Antonio continued to hold her look with an inscrutable one of his own. ‘I have spoken to my brother, who told me rather bluntly he thinks I am a fool for even considering a rematch with you. But then he has always been of the philosophy of one strike and you are out. I am a little more…how shall I say…accommodating?’
Claire could just imagine his playboy younger brother bad-mouthing her to Antonio. His parents had been the same—not that Antonio would ever believe it. That last degrading scene with his mother had been filed away in Claire’s do-not-go-there-again-file in her head. She had kept the cheque in her purse for weeks, folded into a tiny square, frayed at the edges, just as her temper was every time she thought of how she had been dismissed, like a servant who hadn’t fulfilled the impossible expectations of her employer. But then she had finally cashed it, without a twinge of conscience. As far as she was concerned it had been money well spent.

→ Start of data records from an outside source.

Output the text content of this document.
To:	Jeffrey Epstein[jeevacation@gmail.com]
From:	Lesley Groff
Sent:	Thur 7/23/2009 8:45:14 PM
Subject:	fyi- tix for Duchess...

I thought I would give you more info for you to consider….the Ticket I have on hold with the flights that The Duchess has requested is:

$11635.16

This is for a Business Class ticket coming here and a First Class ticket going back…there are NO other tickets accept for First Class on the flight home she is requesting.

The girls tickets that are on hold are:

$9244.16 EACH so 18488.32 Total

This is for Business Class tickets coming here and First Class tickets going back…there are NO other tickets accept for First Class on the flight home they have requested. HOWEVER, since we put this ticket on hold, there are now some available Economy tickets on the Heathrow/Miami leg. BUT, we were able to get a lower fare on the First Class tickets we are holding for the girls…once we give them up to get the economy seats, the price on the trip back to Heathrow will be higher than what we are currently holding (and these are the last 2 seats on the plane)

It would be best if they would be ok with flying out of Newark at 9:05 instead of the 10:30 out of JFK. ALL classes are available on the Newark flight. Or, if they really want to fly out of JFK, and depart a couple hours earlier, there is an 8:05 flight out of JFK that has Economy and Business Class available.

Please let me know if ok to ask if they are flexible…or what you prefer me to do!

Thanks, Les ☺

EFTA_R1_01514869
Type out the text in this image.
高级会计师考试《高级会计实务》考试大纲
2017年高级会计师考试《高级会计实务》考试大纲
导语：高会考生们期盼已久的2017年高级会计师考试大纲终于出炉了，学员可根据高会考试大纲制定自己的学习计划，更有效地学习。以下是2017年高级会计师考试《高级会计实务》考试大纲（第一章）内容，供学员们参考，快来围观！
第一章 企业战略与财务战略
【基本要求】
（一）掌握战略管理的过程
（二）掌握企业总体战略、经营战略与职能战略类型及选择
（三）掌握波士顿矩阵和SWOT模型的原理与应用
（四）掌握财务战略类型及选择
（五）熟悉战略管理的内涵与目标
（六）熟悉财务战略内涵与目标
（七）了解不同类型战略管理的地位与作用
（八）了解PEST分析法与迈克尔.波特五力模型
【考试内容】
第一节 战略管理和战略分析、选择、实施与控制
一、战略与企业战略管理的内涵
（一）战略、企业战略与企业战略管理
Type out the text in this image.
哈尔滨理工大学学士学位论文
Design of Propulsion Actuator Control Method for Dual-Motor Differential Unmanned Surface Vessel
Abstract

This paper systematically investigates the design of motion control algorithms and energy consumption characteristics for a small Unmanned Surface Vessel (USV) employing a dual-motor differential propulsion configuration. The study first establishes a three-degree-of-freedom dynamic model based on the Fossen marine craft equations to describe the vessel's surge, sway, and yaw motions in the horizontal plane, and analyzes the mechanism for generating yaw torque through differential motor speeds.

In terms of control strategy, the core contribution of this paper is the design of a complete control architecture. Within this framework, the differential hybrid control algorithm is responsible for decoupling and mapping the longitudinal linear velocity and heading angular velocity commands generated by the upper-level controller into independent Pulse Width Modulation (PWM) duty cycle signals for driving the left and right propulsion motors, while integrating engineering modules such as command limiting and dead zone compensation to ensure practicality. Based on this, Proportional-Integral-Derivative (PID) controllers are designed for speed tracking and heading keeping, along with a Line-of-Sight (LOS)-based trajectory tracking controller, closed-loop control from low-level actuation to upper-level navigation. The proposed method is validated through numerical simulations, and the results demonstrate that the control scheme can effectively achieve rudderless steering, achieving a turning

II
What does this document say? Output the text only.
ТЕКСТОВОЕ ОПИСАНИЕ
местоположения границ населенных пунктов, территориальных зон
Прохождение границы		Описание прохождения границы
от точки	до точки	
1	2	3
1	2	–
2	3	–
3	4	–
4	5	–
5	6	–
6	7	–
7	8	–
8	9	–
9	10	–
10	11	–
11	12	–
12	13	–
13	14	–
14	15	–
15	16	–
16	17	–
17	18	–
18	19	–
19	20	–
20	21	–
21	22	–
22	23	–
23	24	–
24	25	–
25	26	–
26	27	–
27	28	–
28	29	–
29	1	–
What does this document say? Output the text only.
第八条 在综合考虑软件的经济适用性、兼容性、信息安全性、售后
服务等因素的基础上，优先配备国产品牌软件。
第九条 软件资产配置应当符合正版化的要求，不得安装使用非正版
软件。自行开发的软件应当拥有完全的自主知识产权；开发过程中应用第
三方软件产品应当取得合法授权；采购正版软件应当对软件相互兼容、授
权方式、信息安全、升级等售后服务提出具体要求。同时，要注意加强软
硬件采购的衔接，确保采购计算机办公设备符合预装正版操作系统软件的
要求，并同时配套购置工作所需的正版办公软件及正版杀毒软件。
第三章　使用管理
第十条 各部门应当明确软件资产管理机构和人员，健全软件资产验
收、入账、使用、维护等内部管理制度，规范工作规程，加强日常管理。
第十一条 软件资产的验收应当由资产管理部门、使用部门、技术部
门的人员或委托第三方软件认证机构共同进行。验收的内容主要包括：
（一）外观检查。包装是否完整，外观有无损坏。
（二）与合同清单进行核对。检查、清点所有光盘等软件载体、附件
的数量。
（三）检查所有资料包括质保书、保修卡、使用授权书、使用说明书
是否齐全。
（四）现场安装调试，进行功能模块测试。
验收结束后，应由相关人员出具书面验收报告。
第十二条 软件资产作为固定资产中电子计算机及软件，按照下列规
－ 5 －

‘How do you know it was my brother who took your car?’ Claire asked, looking at Antonio warily. ‘You’ve never met any of my family.’ Thank God. she thought. What he would make of her loving but totally unsophisticated mother was anyone’s guess, but her brothers—as much as she loved them—were way beyond the highbrow circles Antonio moved in.
‘When the police caught him he identified himself,’ Antonio said. ‘He made no effort at all to cover up the fact he was my young brother-in-law.’
Claire felt her stomach drop.
‘Wh-where is he?’ she asked. ‘Where is my brother now?’
‘I have arranged for him to spend a few days with a friend of mine,’ he said. ‘He runs a centre for troubled youths on the South Coast.’
She clenched her fists by her sides. ‘I want to see him. I want to see my brother to make sure he’s all right.’
‘I will organise for you to speak to him via the telephone,’ he said, and reached for his mobile.
Claire sank her teeth into her bottom lip as she listened to him speak to his friend before he handed her the phone. She took it with a shaking hand and held it up to her ear, turning away so he wouldn’t see the anguish on her face, nor hear what her brother had to say.
‘Isaac? It’s me, Claire.’
‘Yo, sis. What’s up?’
Claire mentally pinched the bridge of her nose. ‘I think you know what’s up,’ she said, stepping further out of Antonio’s hearing and keeping her voice low. ‘Why did you do it, Isaac? Why on earth did you take Antonio Marcolini’s car?’
Her brother muttered a filthy swear word. ‘I hate the way he treated you. I thought it would help. Why should he drive around in such a cool-dude car when yours is a heap of rust?’ he asked. ‘Rich bastard. Anyway, I thought you were going to divorce him?’
Claire cringed as the sound of her brother’s voice carried across the room. Turning away from Antonio’s livid dark brown gaze, she said, ‘I’m actually considering…um…getting back with him.’
Her brother let out another swear word. ‘Get out. Jeez, why didn’t you tell me that the other day?’
‘Would it have made a difference?’ she asked.
There was a small silence.
‘Yeah…maybe…I dunno. You seemed pretty cut up about that article and the photo in the paper.’
Claire squeezed her eyes shut. Why hadn’t she thrown it in the rubbish, where it belonged? ‘Look, I just want you to promise me you’ll behave yourself now you’ve been given this chance.’
‘Don’t ‘ave much choice, locked up here,’ he grumbled.
Claire frowned. ‘You’re locked up?’
‘Well…sort of,’ Isaac said. ‘It’s some sort of youth reform centre. It’s kind of all right, though. The food’s OK, and they’ve given me a room to myself and a TV. The head honcho wants me to think about teaching some of the kids to surf. I might take it on; I’ve got nothing better to do.’
‘Just stay there and do as you’re told, Isaac,’ she pleaded with him.
‘So you’re dead serious about getting back with the Marcolini bloke, huh?’ Isaac asked.
She lowered her voice even further, but even so it seemed to echo ominously off the walls of the plush suite—just as her brother’s damning words had. ‘Yes,’ she said. ‘I am as of this moment going to return to Antonio and live with him as his wife.’